Ah, that rascal, Ed Earl. Nobody’s angel but nobody’s fool, he’s the battered but dogged main character of all five of my hard-boiled crime thrillers, a defrocked Dallas homicide detective forced to wander the peephole wilderness of a private investigator for nearly two decades. Until some West Texas lawmen decide to give him a badge again — the gold shield of a district attorney’s investigator in a fictitious jurisdiction, Cuervo County, centered on the town of Faver, another figment of my imagination, a county seat named for Milton Faver, a pioneering cattle baron of the Big Bend Country, a very real and very colorful hard case.

Turns out all that fussin’ and frettin’ was ill-spent nervous energy. Although I gave myself a C for a too hurried performance, I’m told I was witty and rudely charming with a semi-profane delivery that only offended the criminally humorless.

This is utterly unsurprising since I was among friends both old and new, including the ever-gracious Joe R. Lansdale, champion mojo storyteller of Hap n’ Leonard fame and countless other genre-bashing best sellers and classic tales of gore and semi-rural shock and wonder. Met some new friends and fine writers in Seth Humble and Mark Finn. And rubbed elbows with fellow crime writer Harry Hunsicker of Dallas, an old chum with a bullet-proof silver pompadour.

Of course, the founder of this feast is James King, owner of the Nacogdoches T-Shirt Company and antique/gee-gaw/ancient vinyl record emporium, who took a damn good gig first held last year and raised it to new heights in its second incarnation. A Great American, he was aided by our mutual spiritual advisor, Sweet Johnny Wesner, the impresario of seven Noir at the Bar events in Dallas, most of which included me and Handsome Harry as participants. An added bonus: seeing my old virtual friend, Carol Countryman, a fine writer in her own right, for the first time in the real since the 1990s.

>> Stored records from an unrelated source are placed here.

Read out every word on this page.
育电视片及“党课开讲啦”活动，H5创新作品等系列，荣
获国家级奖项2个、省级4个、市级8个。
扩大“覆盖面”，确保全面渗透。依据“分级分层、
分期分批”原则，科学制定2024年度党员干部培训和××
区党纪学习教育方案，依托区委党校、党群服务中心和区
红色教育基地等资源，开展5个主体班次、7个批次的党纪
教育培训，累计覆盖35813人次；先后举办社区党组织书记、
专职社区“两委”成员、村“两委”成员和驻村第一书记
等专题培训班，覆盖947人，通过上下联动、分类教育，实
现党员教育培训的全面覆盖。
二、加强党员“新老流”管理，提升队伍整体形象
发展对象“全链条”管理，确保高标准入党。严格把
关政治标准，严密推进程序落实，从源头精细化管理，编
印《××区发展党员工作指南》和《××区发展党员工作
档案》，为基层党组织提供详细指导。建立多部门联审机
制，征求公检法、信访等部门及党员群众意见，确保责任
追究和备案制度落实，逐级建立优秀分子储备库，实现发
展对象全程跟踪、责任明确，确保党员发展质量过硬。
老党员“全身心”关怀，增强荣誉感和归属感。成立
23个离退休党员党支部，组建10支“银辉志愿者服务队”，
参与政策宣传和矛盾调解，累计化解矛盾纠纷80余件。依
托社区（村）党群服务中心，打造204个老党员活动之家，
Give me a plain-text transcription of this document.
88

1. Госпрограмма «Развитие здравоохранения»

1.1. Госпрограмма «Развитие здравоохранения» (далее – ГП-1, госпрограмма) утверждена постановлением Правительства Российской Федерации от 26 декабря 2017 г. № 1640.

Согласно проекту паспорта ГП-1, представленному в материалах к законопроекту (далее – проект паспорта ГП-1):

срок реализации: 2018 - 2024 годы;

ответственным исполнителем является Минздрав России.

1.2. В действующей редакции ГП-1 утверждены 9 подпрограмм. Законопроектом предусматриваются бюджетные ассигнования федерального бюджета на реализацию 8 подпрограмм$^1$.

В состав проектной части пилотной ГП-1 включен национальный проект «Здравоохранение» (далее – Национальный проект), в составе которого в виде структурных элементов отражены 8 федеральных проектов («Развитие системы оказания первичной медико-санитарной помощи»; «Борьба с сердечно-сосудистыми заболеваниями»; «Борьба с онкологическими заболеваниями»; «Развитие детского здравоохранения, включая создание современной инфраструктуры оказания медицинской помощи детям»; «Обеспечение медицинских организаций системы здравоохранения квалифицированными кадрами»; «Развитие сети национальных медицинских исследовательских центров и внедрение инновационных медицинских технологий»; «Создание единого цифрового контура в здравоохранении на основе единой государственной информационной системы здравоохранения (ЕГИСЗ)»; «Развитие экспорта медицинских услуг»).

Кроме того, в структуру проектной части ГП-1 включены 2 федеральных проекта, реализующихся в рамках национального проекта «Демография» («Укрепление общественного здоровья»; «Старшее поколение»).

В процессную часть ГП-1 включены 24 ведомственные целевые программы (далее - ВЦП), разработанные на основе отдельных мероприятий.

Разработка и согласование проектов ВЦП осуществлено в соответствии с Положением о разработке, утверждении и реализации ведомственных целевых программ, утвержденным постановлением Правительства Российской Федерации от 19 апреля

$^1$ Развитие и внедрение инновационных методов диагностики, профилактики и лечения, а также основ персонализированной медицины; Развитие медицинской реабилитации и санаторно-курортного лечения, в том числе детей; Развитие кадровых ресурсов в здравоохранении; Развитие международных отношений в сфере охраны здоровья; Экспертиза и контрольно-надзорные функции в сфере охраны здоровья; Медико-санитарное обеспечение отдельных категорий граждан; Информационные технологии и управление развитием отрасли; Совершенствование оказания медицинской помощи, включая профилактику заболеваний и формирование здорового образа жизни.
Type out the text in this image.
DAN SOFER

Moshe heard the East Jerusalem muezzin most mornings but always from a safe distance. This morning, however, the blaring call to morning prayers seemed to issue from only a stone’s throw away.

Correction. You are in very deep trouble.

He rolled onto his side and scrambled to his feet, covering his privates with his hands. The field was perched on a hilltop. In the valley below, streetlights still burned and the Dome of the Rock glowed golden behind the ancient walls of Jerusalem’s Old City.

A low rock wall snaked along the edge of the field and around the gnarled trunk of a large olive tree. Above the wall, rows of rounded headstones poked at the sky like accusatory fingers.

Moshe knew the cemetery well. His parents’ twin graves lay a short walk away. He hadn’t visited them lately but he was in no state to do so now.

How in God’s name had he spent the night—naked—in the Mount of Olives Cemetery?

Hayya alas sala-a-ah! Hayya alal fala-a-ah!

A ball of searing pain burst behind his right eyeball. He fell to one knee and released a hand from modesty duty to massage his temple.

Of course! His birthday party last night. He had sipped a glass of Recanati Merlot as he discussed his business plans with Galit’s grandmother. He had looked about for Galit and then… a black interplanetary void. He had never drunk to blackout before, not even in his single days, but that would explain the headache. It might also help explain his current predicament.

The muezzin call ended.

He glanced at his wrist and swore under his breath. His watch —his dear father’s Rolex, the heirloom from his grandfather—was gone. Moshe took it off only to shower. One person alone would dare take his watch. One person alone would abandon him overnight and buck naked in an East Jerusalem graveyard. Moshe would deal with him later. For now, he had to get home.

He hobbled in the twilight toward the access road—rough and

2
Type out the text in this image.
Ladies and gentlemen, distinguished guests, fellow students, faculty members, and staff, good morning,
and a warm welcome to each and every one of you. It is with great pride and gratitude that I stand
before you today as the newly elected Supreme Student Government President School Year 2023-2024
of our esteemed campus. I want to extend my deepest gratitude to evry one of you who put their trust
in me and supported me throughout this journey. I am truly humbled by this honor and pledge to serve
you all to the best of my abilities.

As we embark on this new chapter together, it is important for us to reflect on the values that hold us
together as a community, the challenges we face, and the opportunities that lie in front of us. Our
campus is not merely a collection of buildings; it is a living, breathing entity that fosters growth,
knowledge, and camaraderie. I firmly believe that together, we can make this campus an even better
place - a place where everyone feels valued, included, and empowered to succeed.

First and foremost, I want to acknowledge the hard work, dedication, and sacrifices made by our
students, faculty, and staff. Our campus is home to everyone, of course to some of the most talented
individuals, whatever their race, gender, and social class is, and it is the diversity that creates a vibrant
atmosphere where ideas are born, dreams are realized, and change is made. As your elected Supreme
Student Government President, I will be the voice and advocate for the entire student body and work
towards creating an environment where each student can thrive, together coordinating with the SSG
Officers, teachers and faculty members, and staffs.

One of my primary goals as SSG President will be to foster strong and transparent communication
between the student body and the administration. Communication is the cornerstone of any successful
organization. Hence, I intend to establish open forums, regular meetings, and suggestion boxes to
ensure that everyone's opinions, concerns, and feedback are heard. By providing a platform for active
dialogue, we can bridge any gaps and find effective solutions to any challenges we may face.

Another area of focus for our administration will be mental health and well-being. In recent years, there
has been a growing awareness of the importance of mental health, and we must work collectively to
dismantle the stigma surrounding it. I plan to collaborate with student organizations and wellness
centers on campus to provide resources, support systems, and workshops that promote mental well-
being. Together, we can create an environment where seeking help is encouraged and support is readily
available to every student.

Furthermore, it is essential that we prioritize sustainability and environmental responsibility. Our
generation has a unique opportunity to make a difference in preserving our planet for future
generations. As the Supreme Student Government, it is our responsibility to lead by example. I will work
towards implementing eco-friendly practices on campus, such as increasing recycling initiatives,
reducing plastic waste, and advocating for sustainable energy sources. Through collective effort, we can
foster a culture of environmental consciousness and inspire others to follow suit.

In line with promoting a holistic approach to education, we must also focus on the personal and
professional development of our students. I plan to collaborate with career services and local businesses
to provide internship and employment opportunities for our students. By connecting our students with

Those of you cursed with an overly curious nature may wonder what manner of Ed Earl misadventure I served up at this event. Well, pilgrim, it was a passage from the latest hard-boiled classic, The Fatal Saving Grace. 

Ed Earl and his impromptu partner, Bobby Quintero, are on the trail of the last scumbag still on the loose, wanted in the killing of a woman who once gave our hero a roll in the hay. More accurately, the carnality took place in the bed of her Airstream, which soon after became the scene of her murder.

The trail takes them to a bar on the south side of Presidio, where the body of a cartel hitman is sprawled face-up on the floor, his cock severed and stuffed in his mouth and his ears slashed off. The vic is surrounded by cops and evidence techs doing the grim work that speaks to an old murder cop like Burch.

Give a listen:

To an old murder cop like Burch, there was a soothing reverence and ritual to this process, be it the flash of the evidence tech’s camera, the careful hunt for a wallet, the lifting of a jacket or shirt with a pencil to get a better look at a wound or the slow, silent stare of a cop clocking all the details while trying to commune with the dead to get a vibe about how they got that way.

Cops might exchange crude remarks, quips about the horrible things one human could do to another. Black humor was a shield against that horror, an insultation as comfortably lethal as asbestos wrapped around a steam pipe.

Good for now. A saving grace. Later? A slow death with your innards gnawed away. Made some cops eat their gun. A saving grace turned fatal.

There was also a rough-edged respect paid the dead, even a stone-cold killer like Santiago Cruz. Unless his master, Valentina Garza, wanted to give him a full-blown Catholic funeral mass, this was as close to a requiem as he was going to get. At the hands of strangers who hated him and his kind.

Sure, his homies would spill some tequila on the ground, get drunk and toast him on his way to Hell, but it wouldn’t be the cold, solemn rite these cops were giving him.